Coco Gauff eliminated from U.S. Open by Caroline Garcia, who easily wins quarterfinal match
Coco Gauff extends herself in U.S. Open quarterfinal but loses to Caroline Garcia. (Charles Krupa/AP)
Coco Gauff ran into a whirring buzzsaw Tuesday night in Flushing Meadows and was gone in a jiffy, 6-3, 6-4. Caroline Garcia is the hottest player on tour at the moment, and she made relatively short work of the 18-year-old star in a U.S. Open quarterfinal.
The match wasn’t easy to watch, because Gauff is America’s greatest tennis hope for the future and she couldn’t come close to handling Garcia’s crazy power and pressure.
It was Garcia’s 13th straight victory and it is hard to imagine that anyone will beat the Frenchwoman if she keeps playing this way. Nobody has even come close to taking a set off Garcia in the tournament. She has resurrected her career this summer and is hammering the ball like very few other players in the business.
“I had a great warmup, but it was about her level of play,” Gauff said. “I was hitting 120 on my serves and they were coming back faster.”
The one-sided, 97-minute defeat put a few things in perspective about Gauff, who isn’t quite Serena yet. She can run down balls like few others, but needs a more consistent second serve and a nastier forehand before she is crowned successor. Until Tuesday night, it was assumed Gauff could neutralize the pace of any opponent with her remarkable defense. Then Garcia stepped far into the court, shortened the points, and completely handcuffed Coco.
Sometimes, Garcia set up so close to the net while receiving a second serve that it felt a little bit like taunting. Gauff didn’t always deal well with the unusual strategy, double-faulting six times. Garcia often played shots off the short hop, a la Andre Agassi, shortening Gauff’s reaction time.

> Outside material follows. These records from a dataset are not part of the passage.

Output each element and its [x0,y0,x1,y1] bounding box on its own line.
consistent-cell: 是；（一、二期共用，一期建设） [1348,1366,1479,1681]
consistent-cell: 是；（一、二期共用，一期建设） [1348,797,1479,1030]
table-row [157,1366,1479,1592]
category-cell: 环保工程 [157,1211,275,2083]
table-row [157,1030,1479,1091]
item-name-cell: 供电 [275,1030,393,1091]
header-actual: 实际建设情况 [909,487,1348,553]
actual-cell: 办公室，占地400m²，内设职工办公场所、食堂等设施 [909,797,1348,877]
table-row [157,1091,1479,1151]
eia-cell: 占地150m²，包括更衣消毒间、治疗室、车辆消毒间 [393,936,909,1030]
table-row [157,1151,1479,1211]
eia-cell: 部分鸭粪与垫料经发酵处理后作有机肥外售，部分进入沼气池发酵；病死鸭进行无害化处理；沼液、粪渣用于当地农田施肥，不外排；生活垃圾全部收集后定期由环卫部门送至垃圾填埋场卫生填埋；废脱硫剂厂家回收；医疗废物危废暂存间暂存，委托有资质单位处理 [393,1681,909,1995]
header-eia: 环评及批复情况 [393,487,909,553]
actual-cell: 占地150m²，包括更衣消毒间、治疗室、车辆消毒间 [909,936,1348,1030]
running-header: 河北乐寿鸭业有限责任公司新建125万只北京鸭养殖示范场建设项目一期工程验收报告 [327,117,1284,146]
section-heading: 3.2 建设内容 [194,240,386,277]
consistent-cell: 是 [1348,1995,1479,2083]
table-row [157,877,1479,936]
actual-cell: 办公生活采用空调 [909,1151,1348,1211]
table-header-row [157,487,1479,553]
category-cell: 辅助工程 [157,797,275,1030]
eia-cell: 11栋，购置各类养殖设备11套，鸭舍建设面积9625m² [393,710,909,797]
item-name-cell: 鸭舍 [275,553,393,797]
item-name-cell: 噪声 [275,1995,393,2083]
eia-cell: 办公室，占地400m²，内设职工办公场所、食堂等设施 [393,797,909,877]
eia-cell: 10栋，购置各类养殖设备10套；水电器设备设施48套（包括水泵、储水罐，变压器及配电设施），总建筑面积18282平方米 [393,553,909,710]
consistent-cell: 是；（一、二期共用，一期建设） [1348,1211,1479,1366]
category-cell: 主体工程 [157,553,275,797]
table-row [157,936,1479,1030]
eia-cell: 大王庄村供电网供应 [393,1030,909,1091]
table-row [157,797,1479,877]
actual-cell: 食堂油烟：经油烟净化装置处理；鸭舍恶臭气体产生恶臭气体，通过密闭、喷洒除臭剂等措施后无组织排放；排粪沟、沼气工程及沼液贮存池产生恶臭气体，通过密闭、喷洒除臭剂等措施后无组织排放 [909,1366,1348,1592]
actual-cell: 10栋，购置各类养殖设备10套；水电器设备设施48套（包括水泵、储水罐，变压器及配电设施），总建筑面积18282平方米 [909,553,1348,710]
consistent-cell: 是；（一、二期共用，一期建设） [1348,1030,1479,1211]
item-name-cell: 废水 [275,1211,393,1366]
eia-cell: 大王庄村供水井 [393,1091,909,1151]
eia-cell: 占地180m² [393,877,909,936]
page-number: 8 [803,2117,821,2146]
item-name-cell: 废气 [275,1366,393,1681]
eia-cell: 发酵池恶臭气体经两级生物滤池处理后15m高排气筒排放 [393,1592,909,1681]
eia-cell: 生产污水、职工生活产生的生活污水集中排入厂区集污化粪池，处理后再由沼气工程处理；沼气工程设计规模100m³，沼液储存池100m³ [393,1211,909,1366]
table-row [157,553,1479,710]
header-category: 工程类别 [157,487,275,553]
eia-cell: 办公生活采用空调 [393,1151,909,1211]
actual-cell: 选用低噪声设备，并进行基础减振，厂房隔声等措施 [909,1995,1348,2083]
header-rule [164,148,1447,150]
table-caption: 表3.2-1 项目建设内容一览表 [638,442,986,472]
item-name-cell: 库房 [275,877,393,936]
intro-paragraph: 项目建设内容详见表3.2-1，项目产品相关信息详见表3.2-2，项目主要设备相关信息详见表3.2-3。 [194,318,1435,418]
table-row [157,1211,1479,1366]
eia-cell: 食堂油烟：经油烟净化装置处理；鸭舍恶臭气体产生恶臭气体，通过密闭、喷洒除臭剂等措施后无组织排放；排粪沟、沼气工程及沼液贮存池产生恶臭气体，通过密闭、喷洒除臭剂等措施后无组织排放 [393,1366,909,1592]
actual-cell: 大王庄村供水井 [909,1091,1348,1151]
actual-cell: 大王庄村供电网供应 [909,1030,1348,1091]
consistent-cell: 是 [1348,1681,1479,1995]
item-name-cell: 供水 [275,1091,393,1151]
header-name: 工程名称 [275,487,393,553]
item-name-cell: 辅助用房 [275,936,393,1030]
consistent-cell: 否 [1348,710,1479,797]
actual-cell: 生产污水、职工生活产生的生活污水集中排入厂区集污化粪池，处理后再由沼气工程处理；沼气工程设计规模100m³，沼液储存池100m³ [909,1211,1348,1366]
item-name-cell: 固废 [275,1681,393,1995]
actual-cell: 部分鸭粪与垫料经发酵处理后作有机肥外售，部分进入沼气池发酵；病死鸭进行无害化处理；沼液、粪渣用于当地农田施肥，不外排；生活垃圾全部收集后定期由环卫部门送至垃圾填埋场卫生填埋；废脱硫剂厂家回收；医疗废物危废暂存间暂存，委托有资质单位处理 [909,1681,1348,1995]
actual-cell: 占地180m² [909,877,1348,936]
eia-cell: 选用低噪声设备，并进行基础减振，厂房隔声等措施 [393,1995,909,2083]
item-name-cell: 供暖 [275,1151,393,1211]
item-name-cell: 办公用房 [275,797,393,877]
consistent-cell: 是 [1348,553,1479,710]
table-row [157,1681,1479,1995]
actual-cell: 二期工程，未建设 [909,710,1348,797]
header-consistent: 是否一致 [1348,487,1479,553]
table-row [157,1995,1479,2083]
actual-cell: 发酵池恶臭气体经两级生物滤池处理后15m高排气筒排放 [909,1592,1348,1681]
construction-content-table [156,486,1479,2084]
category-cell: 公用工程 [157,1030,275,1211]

Every time the crowd inside Ashe Stadium began to rev up, Garcia took the fans right out of the match with another nasty winner.
“I always play very aggressive,” said Garcia, who will meet Ons Jabeur in the semis. “I always go for my shots. I move forward and I try to follow that way.”
Gauff made some unfathomable groundstroke errors, too. With a wide-open court at her disposal, Coco netted a forehand gimme that handed Garcia a service break in the first game of the second set. After that, Gauff’s cause was all but lost. She had beaten Garcia twice before, but this was a different Garcia and a different, baffled Gauff.
Women’s tennis is truly inscrutable and there are no guarantees, even for Coco.
“I’ll take the experience,” she said. “I learned to go for my shots. Today, I was going for them. They just weren’t going in. Overall, I’m super proud of myself. But I’m hungry for more. So maybe next time.”
This is a teenager who reached the final of the French Open and has already risen to a top 10 ranking in the world. Even more impressively, Gauff has handled the pressure with remarkable poise. She comes off as articulate, thoughtful, and tremendous fun.
If you can’t root for Gauff, you really can’t cheer for anyone. If she is not the next Serena, then that’s not necessarily a bad thing. She has a self-awareness, a humility, that Serena sometimes lacked.
Gauff, for example, doesn’t like to scream on the court after a winning point, unless those screams are disguised by the crowd noise.
“Here I can’t hear myself scream,” she said. “It makes me want to do it more.”
Her back story is not quite as storybook as that of the Williams sisters, or of Francis Tiafoe, though it is still remarkable. She grew up in a middle-class family, demonstrating her tennis talent at an early age in Florida, inspired by a televised Serena match. Gauff won a tournament at age eight, which was when her parents decided this truly was a golden child. Her father became her coach; her mother was her home-school teacher.
Eventually, Coco started training with Serena’s coach, Patrick Mouratoglou, in France. By age 15, she captured a WTA tournament title and there was palpable excitement in American tennis circles. This sort of prodigy does not come along very often. Better yet, she seemed to enjoy the spotlight.
“I think it really comes down to my family,” Gauff said. “I feel like they never really put pressure on me to do anything. For sure I felt, you know, the expectations. But I also think it’s in my head stepping on the court, I feel like all of that goes away. I’m just lucky that I’m able to find that mindset.”
That admirable mindset on Tuesday night couldn’t stop the speeding locomotive that is Caroline Garcia. But unlike Serena, Coco has plenty of U.S. Opens left to change the plot.